Le procureur parle d'un procès historique avec un engagement hors norme de la justice. «Pour autant, nous savons bien aucune condamnation ne pourra jamais réparer les chagrins et les souffrances qui elles, mesurent l'infini. Réparer l'infini, nous ne le pouvons pas. En revanche, tirer les conséquences de cette catastrophe industrielle est notre devoir à tous, en mémoire de tous ceux qui ont perdu la vie dans cette catastrophe qui n'avait rien d'une fatalité. »

« Il faut que des enseignements en soient tirés par ceux qui peuvent le faire...Cette catastrophe effroyable résulte d'une explosion primaire liée à un processus chimique entre deux produits incompatibles fabriqués sur le site. Les causes de cet accident sont multiples. J'affirme qu'elles sont imputables à des négligences humaines et organisationnelles dans cette usine présentée comme une usine modèle...Nous savons qu'il y avait une méconnaissance criante des risques liés aux produits manipulés. Nous savons que le recours massif à la sous-traitance a fragilisé la sécurité. Nous savons que des dérives en chaîne dans le 335 et le 221 a permis l'arrivée de DCCNa dans le 221 et sa mise en contact avec le nitrate. Voilà pourquoi AZF n'existe plus aujourd'hui. Voilà pourquoi MM. Biechlin et Grasset sont responsables et coupables. »


Je requiers pour M. Grasset le maximum de la peine: 225000 euros d'amende. A l'encontre de M. Biechlin, je requiers trois ans d'emprisonnement avec sursis et 45000 euros d'amende.

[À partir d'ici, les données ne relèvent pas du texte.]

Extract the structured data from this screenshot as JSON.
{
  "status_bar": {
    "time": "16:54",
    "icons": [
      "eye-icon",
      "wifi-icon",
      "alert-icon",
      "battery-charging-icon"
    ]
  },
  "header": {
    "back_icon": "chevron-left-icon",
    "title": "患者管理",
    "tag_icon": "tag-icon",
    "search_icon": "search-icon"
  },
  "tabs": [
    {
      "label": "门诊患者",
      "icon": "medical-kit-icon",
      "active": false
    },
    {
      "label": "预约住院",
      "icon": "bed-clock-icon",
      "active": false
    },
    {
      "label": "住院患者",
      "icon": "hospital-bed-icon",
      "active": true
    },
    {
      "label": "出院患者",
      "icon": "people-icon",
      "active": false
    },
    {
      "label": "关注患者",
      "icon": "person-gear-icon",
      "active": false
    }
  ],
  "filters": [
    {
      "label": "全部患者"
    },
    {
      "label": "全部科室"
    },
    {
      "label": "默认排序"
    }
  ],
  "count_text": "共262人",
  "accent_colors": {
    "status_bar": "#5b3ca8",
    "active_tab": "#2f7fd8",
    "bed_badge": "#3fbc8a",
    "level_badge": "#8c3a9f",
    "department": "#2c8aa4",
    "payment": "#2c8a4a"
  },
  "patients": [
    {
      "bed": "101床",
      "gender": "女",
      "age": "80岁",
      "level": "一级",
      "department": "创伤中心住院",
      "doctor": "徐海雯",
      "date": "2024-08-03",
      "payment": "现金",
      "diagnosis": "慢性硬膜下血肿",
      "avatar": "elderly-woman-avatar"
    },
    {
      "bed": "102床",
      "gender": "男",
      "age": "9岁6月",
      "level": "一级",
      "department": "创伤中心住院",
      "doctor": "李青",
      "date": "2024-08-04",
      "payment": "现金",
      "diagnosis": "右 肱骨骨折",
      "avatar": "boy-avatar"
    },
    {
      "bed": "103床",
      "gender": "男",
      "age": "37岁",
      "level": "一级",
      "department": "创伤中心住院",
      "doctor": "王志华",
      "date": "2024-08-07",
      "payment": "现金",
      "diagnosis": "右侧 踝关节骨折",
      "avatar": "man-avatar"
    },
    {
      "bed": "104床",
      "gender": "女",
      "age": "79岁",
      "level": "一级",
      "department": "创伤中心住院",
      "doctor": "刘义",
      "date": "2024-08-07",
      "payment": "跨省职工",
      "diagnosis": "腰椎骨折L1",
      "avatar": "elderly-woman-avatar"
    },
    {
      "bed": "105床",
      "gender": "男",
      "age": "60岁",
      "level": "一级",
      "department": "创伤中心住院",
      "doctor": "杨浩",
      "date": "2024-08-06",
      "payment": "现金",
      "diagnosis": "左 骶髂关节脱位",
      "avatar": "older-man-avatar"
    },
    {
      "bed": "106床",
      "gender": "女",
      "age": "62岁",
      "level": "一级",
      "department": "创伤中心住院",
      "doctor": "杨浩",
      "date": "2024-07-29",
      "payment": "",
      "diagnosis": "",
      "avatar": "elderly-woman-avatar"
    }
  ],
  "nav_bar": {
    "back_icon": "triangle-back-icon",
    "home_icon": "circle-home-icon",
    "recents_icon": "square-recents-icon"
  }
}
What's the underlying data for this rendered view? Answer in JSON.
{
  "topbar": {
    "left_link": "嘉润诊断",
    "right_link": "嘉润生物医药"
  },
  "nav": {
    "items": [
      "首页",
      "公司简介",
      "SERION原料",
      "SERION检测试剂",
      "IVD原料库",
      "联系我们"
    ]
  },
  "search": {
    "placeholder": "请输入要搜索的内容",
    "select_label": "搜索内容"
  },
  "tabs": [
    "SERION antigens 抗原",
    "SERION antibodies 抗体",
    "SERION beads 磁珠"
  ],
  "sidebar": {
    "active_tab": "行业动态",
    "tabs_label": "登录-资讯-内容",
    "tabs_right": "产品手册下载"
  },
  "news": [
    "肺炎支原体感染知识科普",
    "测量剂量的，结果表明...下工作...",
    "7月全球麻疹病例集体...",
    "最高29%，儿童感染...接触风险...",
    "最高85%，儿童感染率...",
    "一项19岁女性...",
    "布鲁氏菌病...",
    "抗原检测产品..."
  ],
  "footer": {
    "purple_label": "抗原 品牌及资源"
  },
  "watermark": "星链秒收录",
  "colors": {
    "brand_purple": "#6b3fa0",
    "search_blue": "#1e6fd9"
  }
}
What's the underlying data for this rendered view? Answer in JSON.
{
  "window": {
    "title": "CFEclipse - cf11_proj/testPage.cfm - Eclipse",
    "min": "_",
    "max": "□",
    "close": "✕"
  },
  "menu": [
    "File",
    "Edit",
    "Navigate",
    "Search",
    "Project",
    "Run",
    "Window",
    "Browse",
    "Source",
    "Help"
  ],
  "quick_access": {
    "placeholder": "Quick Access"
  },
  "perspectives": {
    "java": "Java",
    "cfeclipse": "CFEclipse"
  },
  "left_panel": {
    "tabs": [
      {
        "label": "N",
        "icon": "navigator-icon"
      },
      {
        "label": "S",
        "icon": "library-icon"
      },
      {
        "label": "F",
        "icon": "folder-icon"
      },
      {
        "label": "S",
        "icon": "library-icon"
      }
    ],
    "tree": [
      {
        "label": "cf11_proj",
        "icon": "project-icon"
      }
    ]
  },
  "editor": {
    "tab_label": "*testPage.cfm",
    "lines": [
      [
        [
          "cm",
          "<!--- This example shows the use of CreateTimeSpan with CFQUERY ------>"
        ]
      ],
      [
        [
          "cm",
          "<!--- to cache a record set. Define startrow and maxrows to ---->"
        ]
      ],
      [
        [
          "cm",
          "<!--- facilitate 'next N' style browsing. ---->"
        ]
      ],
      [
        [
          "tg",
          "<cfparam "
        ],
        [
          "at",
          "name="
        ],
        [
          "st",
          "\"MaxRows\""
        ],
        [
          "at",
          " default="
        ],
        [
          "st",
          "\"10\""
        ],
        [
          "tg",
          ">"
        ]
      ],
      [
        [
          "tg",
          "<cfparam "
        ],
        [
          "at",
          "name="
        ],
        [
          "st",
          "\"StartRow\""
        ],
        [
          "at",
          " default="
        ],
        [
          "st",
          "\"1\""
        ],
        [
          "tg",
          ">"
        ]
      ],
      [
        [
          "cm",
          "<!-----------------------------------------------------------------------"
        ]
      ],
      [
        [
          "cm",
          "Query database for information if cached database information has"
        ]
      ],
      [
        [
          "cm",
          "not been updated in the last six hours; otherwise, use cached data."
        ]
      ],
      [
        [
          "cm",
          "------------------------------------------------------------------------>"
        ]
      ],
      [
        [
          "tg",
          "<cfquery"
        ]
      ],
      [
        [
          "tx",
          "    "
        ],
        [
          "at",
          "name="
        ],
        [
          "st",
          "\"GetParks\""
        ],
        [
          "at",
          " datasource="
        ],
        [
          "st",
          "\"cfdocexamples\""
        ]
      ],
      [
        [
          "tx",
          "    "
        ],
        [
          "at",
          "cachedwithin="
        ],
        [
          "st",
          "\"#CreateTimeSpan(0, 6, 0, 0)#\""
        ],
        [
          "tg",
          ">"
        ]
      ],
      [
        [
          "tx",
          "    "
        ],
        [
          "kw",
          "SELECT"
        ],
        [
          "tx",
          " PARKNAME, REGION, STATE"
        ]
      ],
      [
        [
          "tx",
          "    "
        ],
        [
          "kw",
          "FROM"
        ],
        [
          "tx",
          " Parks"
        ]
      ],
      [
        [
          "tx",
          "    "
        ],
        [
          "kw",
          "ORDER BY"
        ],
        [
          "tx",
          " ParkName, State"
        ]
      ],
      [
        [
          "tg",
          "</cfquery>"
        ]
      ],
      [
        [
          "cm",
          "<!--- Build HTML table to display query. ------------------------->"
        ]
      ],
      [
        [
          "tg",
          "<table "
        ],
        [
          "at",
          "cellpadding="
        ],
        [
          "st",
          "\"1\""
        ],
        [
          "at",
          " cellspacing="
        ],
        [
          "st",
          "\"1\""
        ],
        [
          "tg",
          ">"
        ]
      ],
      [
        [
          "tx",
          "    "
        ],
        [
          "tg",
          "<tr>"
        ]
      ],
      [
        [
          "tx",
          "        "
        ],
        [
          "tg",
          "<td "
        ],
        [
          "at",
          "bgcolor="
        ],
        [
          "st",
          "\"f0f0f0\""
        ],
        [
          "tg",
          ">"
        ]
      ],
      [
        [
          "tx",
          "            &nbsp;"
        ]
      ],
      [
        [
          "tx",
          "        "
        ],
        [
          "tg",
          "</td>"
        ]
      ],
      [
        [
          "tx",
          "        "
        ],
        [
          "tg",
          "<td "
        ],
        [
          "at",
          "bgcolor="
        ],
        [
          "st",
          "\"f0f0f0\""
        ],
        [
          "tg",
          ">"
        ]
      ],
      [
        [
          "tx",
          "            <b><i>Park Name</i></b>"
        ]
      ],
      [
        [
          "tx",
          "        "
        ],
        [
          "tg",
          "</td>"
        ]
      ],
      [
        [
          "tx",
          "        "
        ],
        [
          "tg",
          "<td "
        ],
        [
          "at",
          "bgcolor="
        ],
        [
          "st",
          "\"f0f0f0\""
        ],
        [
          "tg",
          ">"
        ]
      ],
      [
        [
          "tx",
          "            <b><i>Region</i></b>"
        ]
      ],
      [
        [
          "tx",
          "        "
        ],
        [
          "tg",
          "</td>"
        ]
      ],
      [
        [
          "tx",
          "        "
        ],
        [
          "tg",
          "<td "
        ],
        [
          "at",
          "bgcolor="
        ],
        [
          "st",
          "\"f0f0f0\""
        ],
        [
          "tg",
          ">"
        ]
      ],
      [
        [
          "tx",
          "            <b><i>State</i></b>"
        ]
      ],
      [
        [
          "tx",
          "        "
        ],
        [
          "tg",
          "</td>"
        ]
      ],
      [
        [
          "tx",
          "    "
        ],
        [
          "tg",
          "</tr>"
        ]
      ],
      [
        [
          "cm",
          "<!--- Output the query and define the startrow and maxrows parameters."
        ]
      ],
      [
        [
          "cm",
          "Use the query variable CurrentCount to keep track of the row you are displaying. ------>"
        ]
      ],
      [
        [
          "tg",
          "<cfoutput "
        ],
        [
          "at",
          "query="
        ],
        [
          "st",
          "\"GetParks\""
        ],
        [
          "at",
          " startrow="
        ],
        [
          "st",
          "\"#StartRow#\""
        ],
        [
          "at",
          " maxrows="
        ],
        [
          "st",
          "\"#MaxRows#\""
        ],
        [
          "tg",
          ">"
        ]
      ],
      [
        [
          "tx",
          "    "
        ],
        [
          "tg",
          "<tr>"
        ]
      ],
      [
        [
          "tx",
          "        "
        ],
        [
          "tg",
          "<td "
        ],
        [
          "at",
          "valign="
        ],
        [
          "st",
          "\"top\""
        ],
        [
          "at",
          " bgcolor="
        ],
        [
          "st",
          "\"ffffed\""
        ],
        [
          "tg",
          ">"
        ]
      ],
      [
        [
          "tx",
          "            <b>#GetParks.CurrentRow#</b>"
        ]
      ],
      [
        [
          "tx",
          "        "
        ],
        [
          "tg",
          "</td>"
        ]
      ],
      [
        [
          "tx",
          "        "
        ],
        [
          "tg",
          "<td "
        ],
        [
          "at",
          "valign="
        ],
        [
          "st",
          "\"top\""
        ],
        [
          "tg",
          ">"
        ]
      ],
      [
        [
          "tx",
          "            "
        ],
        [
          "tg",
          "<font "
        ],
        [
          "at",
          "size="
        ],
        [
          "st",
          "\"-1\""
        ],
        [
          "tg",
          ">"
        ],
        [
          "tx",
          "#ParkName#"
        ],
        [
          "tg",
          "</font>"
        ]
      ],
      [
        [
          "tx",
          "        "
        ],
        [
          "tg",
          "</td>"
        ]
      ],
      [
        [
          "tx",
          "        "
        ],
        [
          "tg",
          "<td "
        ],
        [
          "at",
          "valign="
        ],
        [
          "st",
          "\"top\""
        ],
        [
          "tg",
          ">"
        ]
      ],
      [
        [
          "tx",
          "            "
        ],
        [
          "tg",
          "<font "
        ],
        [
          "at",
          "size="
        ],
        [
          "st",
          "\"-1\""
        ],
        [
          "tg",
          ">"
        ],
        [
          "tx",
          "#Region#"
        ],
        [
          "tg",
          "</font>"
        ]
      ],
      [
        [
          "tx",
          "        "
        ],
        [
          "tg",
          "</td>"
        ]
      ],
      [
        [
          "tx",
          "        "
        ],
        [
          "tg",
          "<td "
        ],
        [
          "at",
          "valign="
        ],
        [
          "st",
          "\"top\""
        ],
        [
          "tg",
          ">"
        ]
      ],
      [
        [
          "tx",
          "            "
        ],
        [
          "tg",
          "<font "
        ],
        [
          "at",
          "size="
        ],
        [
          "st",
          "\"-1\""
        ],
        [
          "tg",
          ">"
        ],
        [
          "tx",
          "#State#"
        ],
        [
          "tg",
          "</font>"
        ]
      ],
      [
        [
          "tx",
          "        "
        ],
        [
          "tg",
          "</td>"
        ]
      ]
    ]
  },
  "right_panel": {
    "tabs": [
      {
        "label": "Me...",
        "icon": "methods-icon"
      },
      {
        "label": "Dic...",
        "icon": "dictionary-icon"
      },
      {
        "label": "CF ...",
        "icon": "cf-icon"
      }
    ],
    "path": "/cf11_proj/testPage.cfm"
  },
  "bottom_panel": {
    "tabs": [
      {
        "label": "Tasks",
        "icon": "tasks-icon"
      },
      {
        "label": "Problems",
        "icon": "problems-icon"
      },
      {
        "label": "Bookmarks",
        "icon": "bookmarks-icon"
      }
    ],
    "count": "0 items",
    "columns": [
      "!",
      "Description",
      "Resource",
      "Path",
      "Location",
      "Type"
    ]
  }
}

A l'encontre de ces deux personnes, je requiert la publication de ce jugement dans "Le Parisien", "le Monde", "Valeurs actuelles", "le Point", "le Nouvel Observateur", "L'Express", "La Dépêche du Midi", ainsi que la publication du jugement sur les sites internet d'AZF et de Total .
S'agissant des citations de Total et de Thierry Desmarest, je maintiens ma position d'irrecevabilité. S'agissant des demandes de supplément d'information, le ministère public s'y oppose.
Fin du réquisitoire

 

Commentaires : Le procureur a mis en avant le rôle de la CEI et de Total, les fausses pistes, la confusion créée, les multiplication des demandes d'actes pour ralentir ou égarer l'enquête, les rapports cachés  le jeu de M&S, le rôle de la sous traitance etc... Il a demandé la peine maximale prévue par la loi, une amende ridicule pour GP et pour les finances de TOTAL.

 

Mais.. Mais... Mais il n'a pas volontairement tiré toutes les conséquences de son réquisitoire en refusant de condamner Total alors qu'il n'a cessé de démontrer le lien de dépendance entre TOTAL, la CEI et GP, il est même incohérent en demandant la publication du jugement sur le site de TOTAL.

 

Ce réquisitoire ne peut nous satisfaire, la loi française ne veut pas attaquer les industriels, on est dans une société libérale et il faut rappeler ce qu'a dit Me Soulez Larivière, l'avocat de Total   «  le droit est l'aboutissement des rapports de force dans la société à un moment donné »  et aujourd'hui le rapport de force est pour les entreprises qui risquent la vie des citoyens en réduisant les mesures de sécurité et en basculant dans la sous traitance pour augmenter leurs profits.

 

Alors AZF une catastrophe et un procès pour rien?